L’attaque coordonnée à laquelle vous faites référence qui a vu la participation de quelques 12 000 combattants motorisés et armés a nécessité des moyens de renseignement, de logistique et de préparation tactique qu’il est difficile pour le FLA et le JNIM de réunir sans l’aide d’une partie tierce. C’est dire que la situation ouverte par l’option aventuriste du tout sécuritaire et la décision de la junte malienne de sortir unilatéralement des Accords d’Alger a permis à des acteurs extérieurs de transformer le Mali en un théâtre d’opérations pour une guerre par procuration dans laquelle le Mali n’a aucun intérêt. L’intervention étrangère n’est pas la cause de la crise malienne, elle est plutôt une conséquence de la déliquescence de l’Etat-nation malien qui n’a pas su réaliser une intégration nationale véritable sur la base d’un règlement inclusif de la crise politico-sécuritaire endémique qu’il n’a cessé de traîner depuis son accession à l’indépendance. L’ethno-nationalisme, surtout quand il sert de paravent à une politique d’exclusion xénophobe de certaines composantes nationales stigmatisées et marginalisées et à des pratiques claniques et prédatrices avec la complicité de parties étrangères dont la seule motivation reste le pillage de l’or, n’a jamais fait et ne fera jamais un Etat-nation moderne.

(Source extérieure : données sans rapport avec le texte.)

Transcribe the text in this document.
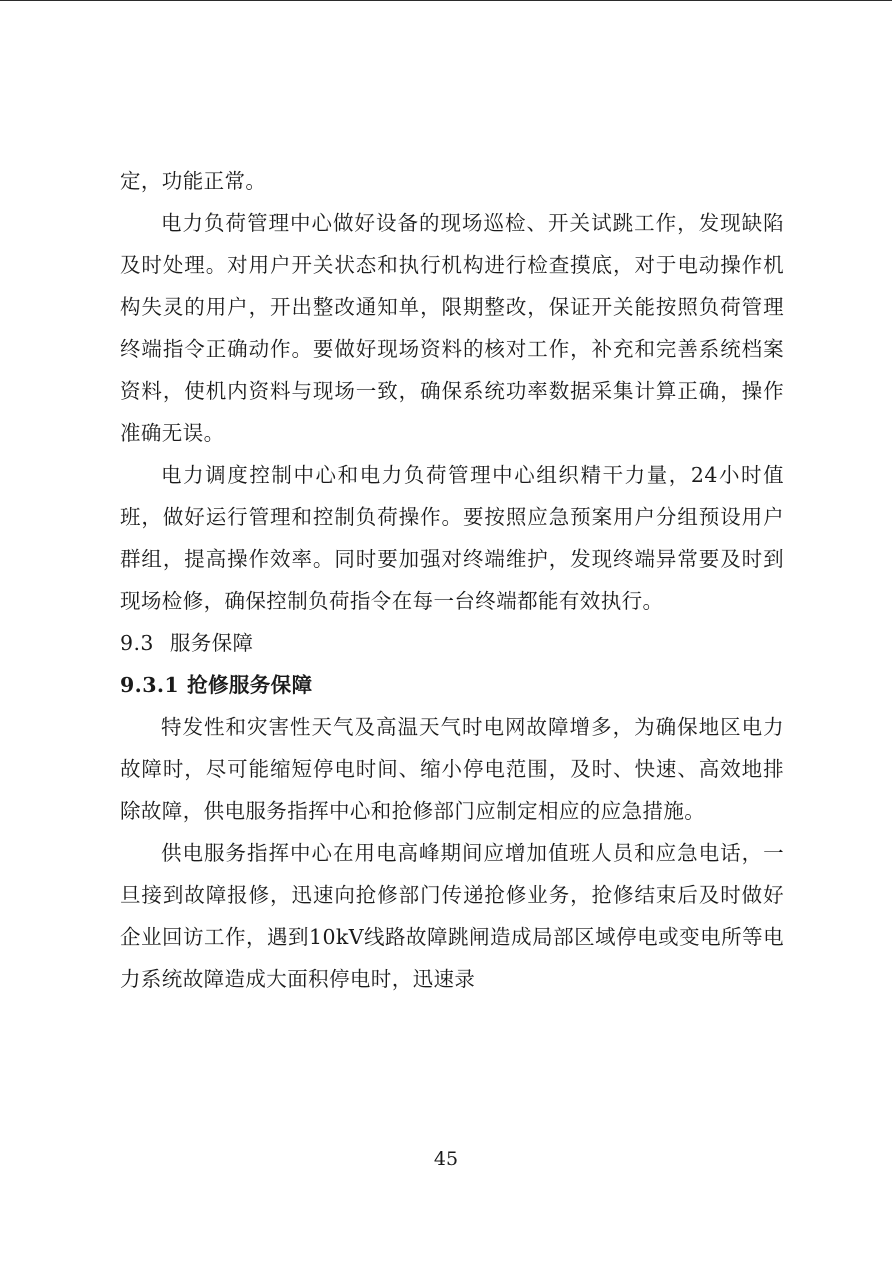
定，功能正常。

电力负荷管理中心做好设备的现场巡检、开关试跳工作，发现缺陷及时处理。对用户开关状态和执行机构进行检查摸底，对于电动操作机构失灵的用户，开出整改通知单，限期整改，保证开关能按照负荷管理终端指令正确动作。要做好现场资料的核对工作，补充和完善系统档案资料，使机内资料与现场一致，确保系统功率数据采集计算正确，操作准确无误。

电力调度控制中心和电力负荷管理中心组织精干力量，24小时值班，做好运行管理和控制负荷操作。要按照应急预案用户分组预设用户群组，提高操作效率。同时要加强对终端维护，发现终端异常要及时到现场检修，确保控制负荷指令在每一台终端都能有效执行。

9.3 服务保障
9.3.1 抢修服务保障

特发性和灾害性天气及高温天气时电网故障增多，为确保地区电力故障时，尽可能缩短停电时间、缩小停电范围，及时、快速、高效地排除故障，供电服务指挥中心和抢修部门应制定相应的应急措施。

供电服务指挥中心在用电高峰期间应增加值班人员和应急电话，一旦接到故障报修，迅速向抢修部门传递抢修业务，抢修结束后及时做好企业回访工作，遇到10kV线路故障跳闸造成局部区域停电或变电所等电力系统故障造成大面积停电时，迅速录

45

Le « souverainisme » invoqué à tort par la junte malienne n’a pas permis de sortir de la dépendance structurelle dont souffre de nombreux Etats de la région. Il ne suffit pas de remplacer la présence française par d’autres forces étrangères pour prétendre à une quelconque souveraineté nationale si les mécanismes qui président aux rapports entre le Mali et ses nouveaux partenaires étrangers rentent inchangés.

Quelles sont les forces étrangères dont la présence sur le terrain contribue à envenimer la crise malienne ?

La junte malienne a pointé le doigt vers des parties étrangères qu’elle n’a pas pris le soin de nommer. Il suffit de lire les médias maliens à la solde de la junte pour connaître les parties ainsi désignées : les pays voisins (Algérie, Mauritanie) et deux puissances étrangères hors Afrique : la France et l’Ukraine. Il y a sans doute du vrai dans la propagande malienne. Les services français et ukrainiens pour des raisons différentes ont intérêt à intervenir au Mali : la France cherche à récupérer ses positions perdues dans la région, l’Ukraine cherche à contrer l’influence russe dans le Sahel et en Afrique plus généralement. En revanche, même si elles ont des problèmes avec la junte malienne, je vois mal l’Algérie et la Mauritanie intervenir directement sur le terrain au profit d’organisations qui menacent par ailleurs leur propre sécurité nationale. Tout ce qu’on peut imaginer c’est que ces deux derniers acteurs laissent la junte malienne et ses alliés se débrouiller avec leurs adversaires armés dans le but de la forcer à admettre le retour aux négociations, du moins avec le organisations affiliées au FLA.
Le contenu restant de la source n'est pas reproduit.